Worldwide and in Norway, cities face challenges to reduce greenhouse gas emissions, air and noise pollution, while increasing the accessibility and liveability of residential, work and living environments to all citizens. Car and bike sharing could provide solutions to these challenges, thanks to optimised use of vehicles, space, energy, financial and material resources, as well as potential benefits for social inclusion. However, while shared mobility is rapidly increasing and political support is shifting in its favour (in Norway and abroad), publically funded scientific research into this phenomenon is still in its infancy.
The primary objective of the project is to develop a comprehensive interdisciplinary understanding of the conditions that support the upscaling of shared urban mobility and define its environmental, social and economic sustainability. Hereto, first, from a user perspective we analyse who uses car/bike sharing, why and how this affects their daily mobility patterns and subsequent CO2-emissions. Second, from a supplier perspective we envisage which organisations and business models could provide sustainable upscaling of shared mobility. And third, from a policy perspective we examine policy change/innovation, and how to define a policy mix that best supports the sustainable upscaling of car and bike sharing.
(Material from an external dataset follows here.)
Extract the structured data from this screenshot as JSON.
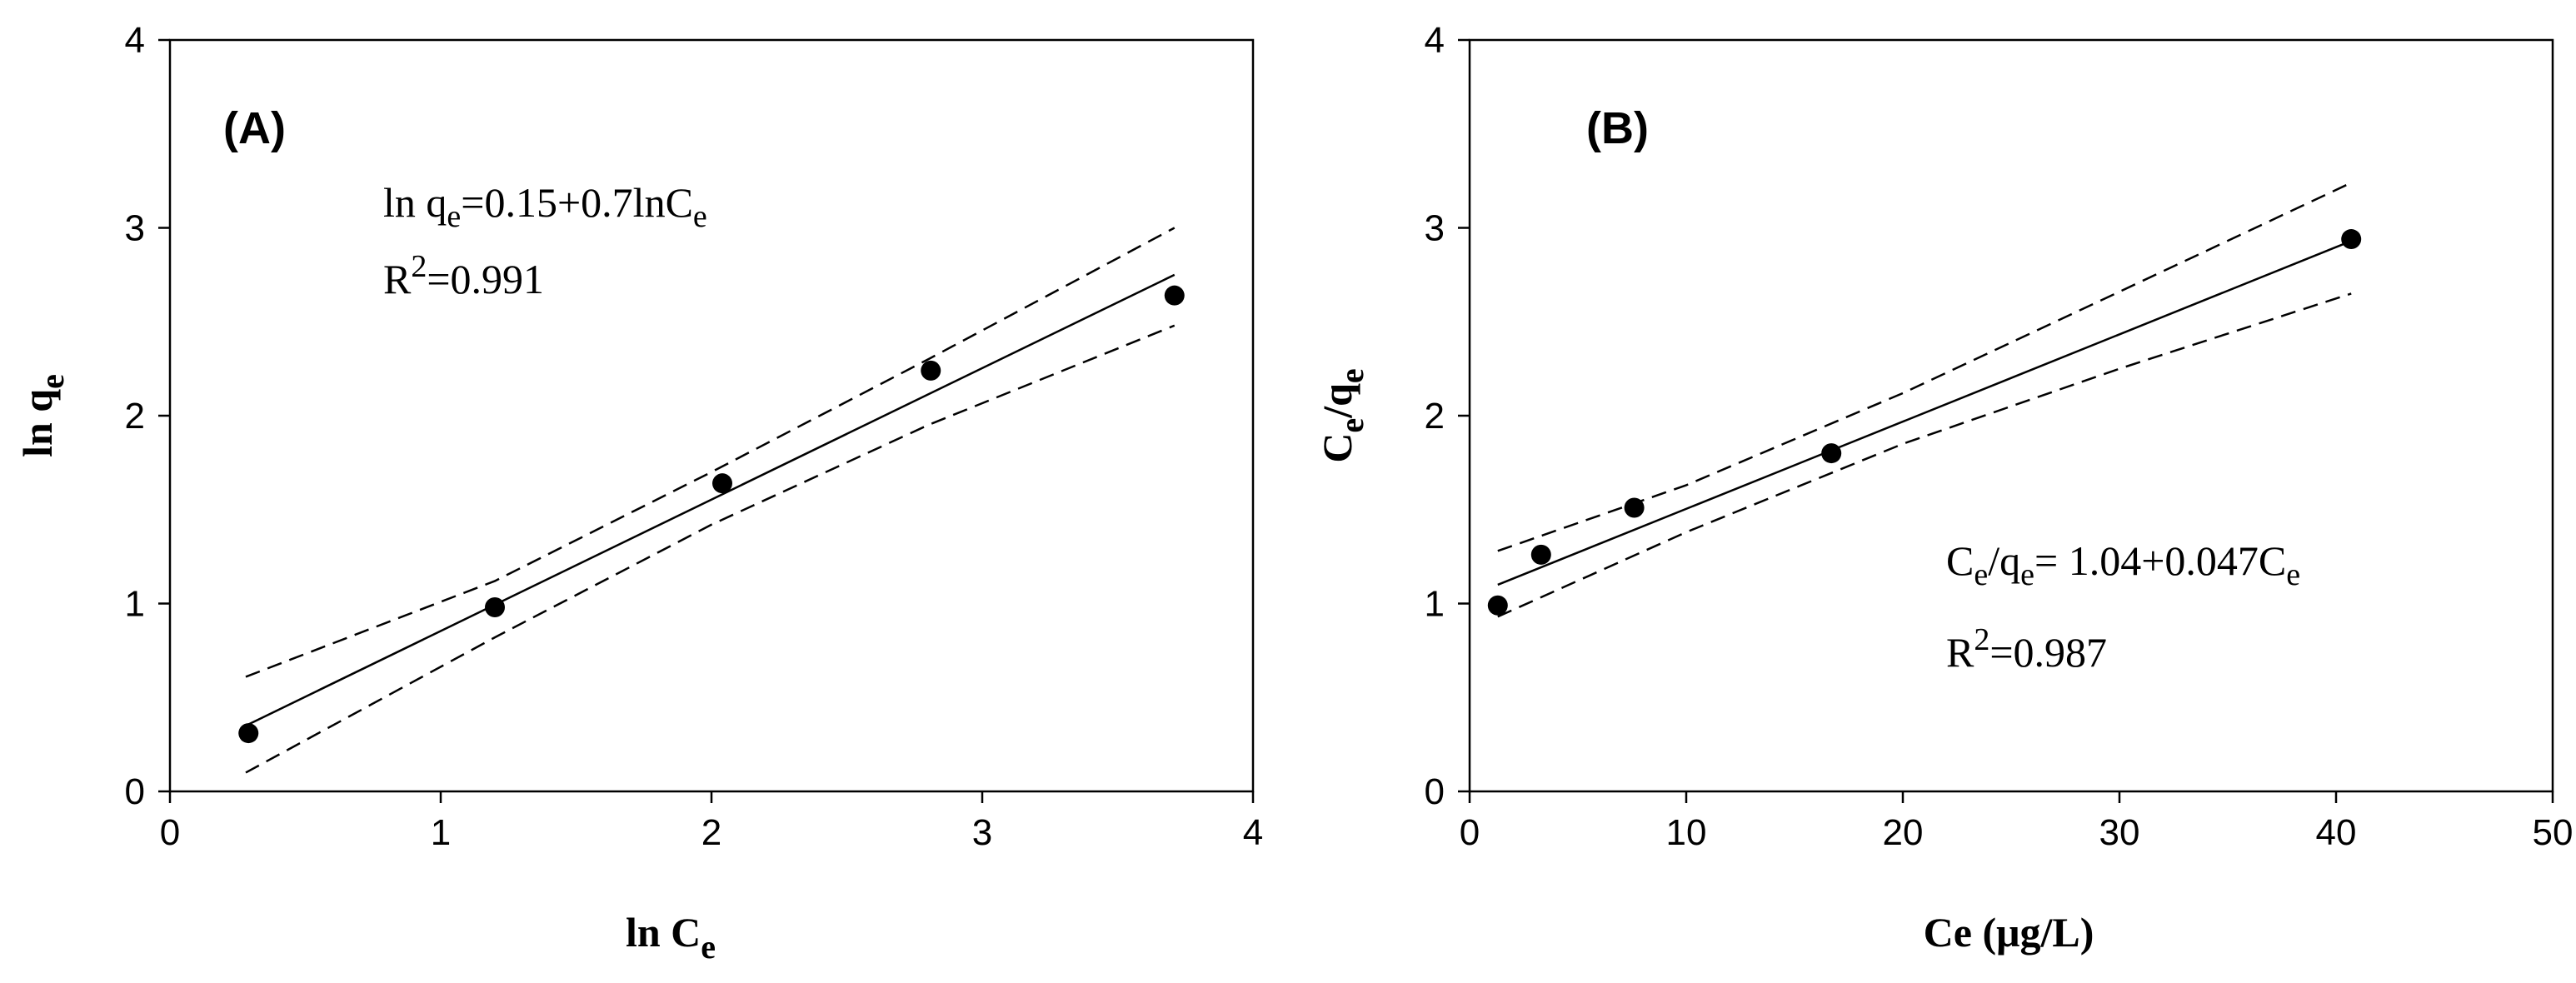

Anticipated Norwegian insights will be contrasted with findings from the Netherlands. The consortium consists of an interdisciplinary group of Norwegian and Dutch researchers, as well as a user group of societal stakeholders. Knowledge is communicated via scientific publications, reports and interactive national and international stakeholder workshops, and is expected to support policy innovations and increase the innovative potential amongst shared mobility suppliers.